JAKARTA, INAPEX.co.id – Dalam rangka sebagai Kunjungan Kerja Komisi V DPR RI yang dipimpin Sigit Susiantomo sekaligus sebagai ketua tim, meninjau langsung Rumah Susun Sewa Pekerja di Provinsi Maluku Utara. Terlihat hadir dalam kunjungan itu, sejumlah mitra kerja Kementerian PUPR, Kementerian Perhubungan, Kementerian PDT, BASARNAS, dan BMKG.

Rombongan DPR RI juga meninjau sarana dan prasarana Infrastruktur di kota Tidore. Kemudian, Rumah Susun sewa Pekerja  ini merupakan salah satu proyek strategis nasional (PSN). Pembangunan Rusunawa Pekerja merupakan satu aset bagi Pemkot Ternate karena ini berkaitan dengan pendapatan.

Rusunawa ini dibangun untuk disewakan bagi pedagang transit.  pembangunan Rusunawa di kelurahan Gamalama dibangun lima lantai. Tipe yang dipilih yaitu 36 dan 24. Tipe 36 memiliki jumlah kamar sebanyak 104 unit, sedangkan tipe 24 jumlah kamarnya 80 unit.

Bangunannya bervolume 85X35 meter dan didesain memiliki ruangan untuk rutinitas sarana dan prasarana dengan menggunakan anggaran APBN senilai Rp20 miliar dari Kementerian Pekerja Umum dan Perumahan Rakya (Kempupera) melalui Dirjen Penyediaan Perumahan Rakyat.

Kementerian PUPR melalu Direktorat Jenderal SDA BWS Maluku Utara Melakukan  Dengan ini memperhatikan keberlanjutan ekosistem untuk kesejahteraan masyarakat baik sosial, ekonomi, budaya. Menghadapi ancaman bencana akibat aktivitas gunung api, upaya yang dilakukan untuk mengurangi resiko bencana dengan mempertimbangkan tiga komponen bencana yakni, ancaman, kerentanan dan kapasitas.

Upaya mengurangi resiko bencana berarti upaya mengurangi ancaman, mengurangi kerentanan dan meningkatkan kapasitas.
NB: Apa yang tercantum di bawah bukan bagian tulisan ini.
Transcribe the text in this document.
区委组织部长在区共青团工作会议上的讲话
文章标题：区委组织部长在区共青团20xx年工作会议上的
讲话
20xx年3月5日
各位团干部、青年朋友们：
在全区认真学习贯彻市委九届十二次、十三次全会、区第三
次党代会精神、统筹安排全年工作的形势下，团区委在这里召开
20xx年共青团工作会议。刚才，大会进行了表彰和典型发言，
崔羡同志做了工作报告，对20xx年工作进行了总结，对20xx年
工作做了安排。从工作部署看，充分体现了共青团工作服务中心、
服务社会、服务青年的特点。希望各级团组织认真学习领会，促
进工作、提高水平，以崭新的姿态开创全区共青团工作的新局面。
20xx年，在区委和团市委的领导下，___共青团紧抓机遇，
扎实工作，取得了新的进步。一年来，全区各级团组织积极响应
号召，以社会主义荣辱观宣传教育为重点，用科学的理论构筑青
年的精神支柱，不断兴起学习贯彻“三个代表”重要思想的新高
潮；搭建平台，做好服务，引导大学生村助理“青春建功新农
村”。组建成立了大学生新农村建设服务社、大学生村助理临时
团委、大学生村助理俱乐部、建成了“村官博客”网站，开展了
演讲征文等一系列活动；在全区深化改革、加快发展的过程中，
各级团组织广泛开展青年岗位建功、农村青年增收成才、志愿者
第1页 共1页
Tindakan pencegahan bencana dilakukan berdasarkan perencanaan penanggulangan bencana yang disusun berdasarkan penjabaran hasil analisis resiko bencana berdasarkan konsep teknosabo baik secara structural maupun nonstrukural atau kombinasi keduanya. Penerapan konsep teknosabo untuk mengendalikan aliran lahar daerah ini hendaknya dilakukan dengan extra hati-hati.

Kota Ternate mengalami permasalahan pengelolaan persampahan yakni masalah pengangkutan sampah, berdasarkan data bahwa jumlah ketersediaan prasarana pengangkutan hanya mampu mengangkut timbulan sampah sebesar 214 m³/hari. Oleh karena Kementeriabn PUPUR Ditjen CK membangun tempat pembuangan akhir sampah di kota ternate dengan dana 14 milyar tahun 2017 dengen sistem geo steal dan membran. Dan menghasililkan/di manfaatkan gas metan.

Sementara untuk Kota Tidore Kepulauan, jalan daerah yang dihibahkan adalah jalan Pattimura (40,5 Km), jalan Jenderal Ahmad Yani (32,51 Km), jalan Pelabuhan Goto (17,2 Km), jalan Frans Kaisepo (17,2 Km), jalan Daud Umar (17,2 Km) dan jalan Sultan Syaifudin (17,2 Km).